Em entrevista à BBC Brasil, Freeman considera “triste” se falar apenas de crescimento econômico e eventos esportivos no Brasil no exterior sem que haja uma percepção maior sobre a literatura do país.
Durante a Festa Literária de Paraty, a Flip, a Granta lançou uma edição especial dedicada apenas a autores brasileiros, com contos e trechos de romances inéditos selecionados em um concurso que contou com 247 trabalhos inscritos, todos por autores de menos de 40 anos.
Prestigiosa revista literária inglesa, a Granta publicou em 1983 sua primeira lista dos melhores jovens escritores britânicos, inaugurando uma tradição que se repete a cada dez anos e é cercada de expectativas por antecipar nomes importantes na cena literária de língua inglesa.
Agora, é a primeira vez que o modelo chega ao Brasil. “Os melhores jovens escritores brasileiros” foi publicada em português, mas será lançada em inglês, chinês e espanhol, fazendo os autores selecionados circularem entre um público amplo.


Os escritores que tiveram seus trabalhos publicados são Cristhiano Aguiar; Javier Arancibia Contreras; Vanessa Barbara; Carol Bensimon; Miguel Del Castillo; João Paulo Cuenca; Laura Erber; Emilio Fraia; Julián Fuks; Daniel Galera; Luisa Geisler; Vinicius Jatobá; Michel Laub; Ricardo Lísias; Chico Mattoso; Antonio Prata; Carola Saavedra; Tatiana Salem Levy; Leandro Sarmatz; e Antônio Xerxenesky.
Leia abaixo os principais trechos da entrevista.
É a primeira vez que uma lista dessas é feita para o Brasil.

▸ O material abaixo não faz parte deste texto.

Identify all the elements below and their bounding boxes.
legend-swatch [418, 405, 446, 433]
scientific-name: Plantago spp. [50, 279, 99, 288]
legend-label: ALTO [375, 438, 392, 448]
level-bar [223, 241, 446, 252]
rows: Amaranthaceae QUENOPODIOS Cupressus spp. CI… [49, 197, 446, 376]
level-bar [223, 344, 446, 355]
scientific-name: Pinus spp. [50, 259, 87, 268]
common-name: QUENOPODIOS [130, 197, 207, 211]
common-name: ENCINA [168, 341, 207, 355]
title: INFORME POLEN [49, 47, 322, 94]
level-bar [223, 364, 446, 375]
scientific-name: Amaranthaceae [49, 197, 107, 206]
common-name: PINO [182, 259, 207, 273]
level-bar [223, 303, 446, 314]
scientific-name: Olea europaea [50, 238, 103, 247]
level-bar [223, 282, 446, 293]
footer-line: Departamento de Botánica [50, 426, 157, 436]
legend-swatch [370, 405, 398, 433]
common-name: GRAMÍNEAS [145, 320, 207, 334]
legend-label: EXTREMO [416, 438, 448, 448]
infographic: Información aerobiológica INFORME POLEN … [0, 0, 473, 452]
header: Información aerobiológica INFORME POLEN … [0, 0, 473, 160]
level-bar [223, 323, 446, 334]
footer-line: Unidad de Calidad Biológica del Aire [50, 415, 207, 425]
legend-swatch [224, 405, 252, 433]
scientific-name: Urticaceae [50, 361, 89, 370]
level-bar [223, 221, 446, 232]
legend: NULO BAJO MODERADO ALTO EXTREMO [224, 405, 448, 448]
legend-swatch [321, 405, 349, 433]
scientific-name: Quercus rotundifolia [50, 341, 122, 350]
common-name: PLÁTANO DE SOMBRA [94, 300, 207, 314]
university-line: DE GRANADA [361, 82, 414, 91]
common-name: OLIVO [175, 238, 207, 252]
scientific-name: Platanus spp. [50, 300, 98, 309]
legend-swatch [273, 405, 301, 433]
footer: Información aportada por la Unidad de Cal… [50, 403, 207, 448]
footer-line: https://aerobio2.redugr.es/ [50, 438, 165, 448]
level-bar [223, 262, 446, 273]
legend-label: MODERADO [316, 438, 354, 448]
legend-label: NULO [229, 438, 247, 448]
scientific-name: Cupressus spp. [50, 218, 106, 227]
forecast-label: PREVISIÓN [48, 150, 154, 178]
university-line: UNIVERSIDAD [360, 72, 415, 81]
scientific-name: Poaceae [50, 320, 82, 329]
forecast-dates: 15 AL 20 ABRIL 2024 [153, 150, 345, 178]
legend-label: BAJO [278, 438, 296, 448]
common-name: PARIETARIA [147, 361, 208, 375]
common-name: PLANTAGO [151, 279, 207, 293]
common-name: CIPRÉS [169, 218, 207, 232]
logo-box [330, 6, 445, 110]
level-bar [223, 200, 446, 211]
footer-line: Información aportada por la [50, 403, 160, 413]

O que isso representa para a literatura brasileira?
John Freeman: A lista tem muitos significados, mas o principal é apresentar uma geração de escritores. Aqui está uma geração que, esperamos, todos no Brasil e agora no mundo vão ler nos próximos anos. É uma chance de debater essa lista, analisar esse trabalho.
O interessante em formular listas de jovens autores é que eles olham para o mundo de uma maneira diferente de escritores mais velhos. Eles estão se definindo, encontrando a sua voz, muitos deles escrevem seus trabalhos mais ambiciosos antes dos 40. É uma chance de ver o que isso revela sobre o Brasil.
E o que você acha que o conjunto de autores selecionados revela sobre o Brasil?
John Freeman: Essa é uma geração que cresceu em grande parte fora da ditadura militar, em tempos de oportunidades crescentes e de desenvolvimento econômico, de movimento para a cidade e tendência ao cosmopolitanismo. Esses são autores que viveram ao redor do mundo e que estão absorvendo influências não apenas da América Latina ou do Brasil, mas de escritores do mundo todo.
Eu encontrei um enorme frescor na escrita, uma inquietude com a forma, um foco na família como um ponto central que orienta a vida, algo que em algum grau pode ser semelhante a autores do passado.
O norte-americano John Freeman, editor da revista Granta (Foto: Divulgação)
O norte-americano John Freeman, editor da revista Granta (Foto: Divulgação)
Durante a coletiva de imprensa, você mencionou que vários autores que estão na Flip neste ano fizeram parte de listas de jovens autores da Granta no passado, como Ian McEwan, Jonathan Franzen e Alejandro Zambra. O que isso pode trazer para os autores?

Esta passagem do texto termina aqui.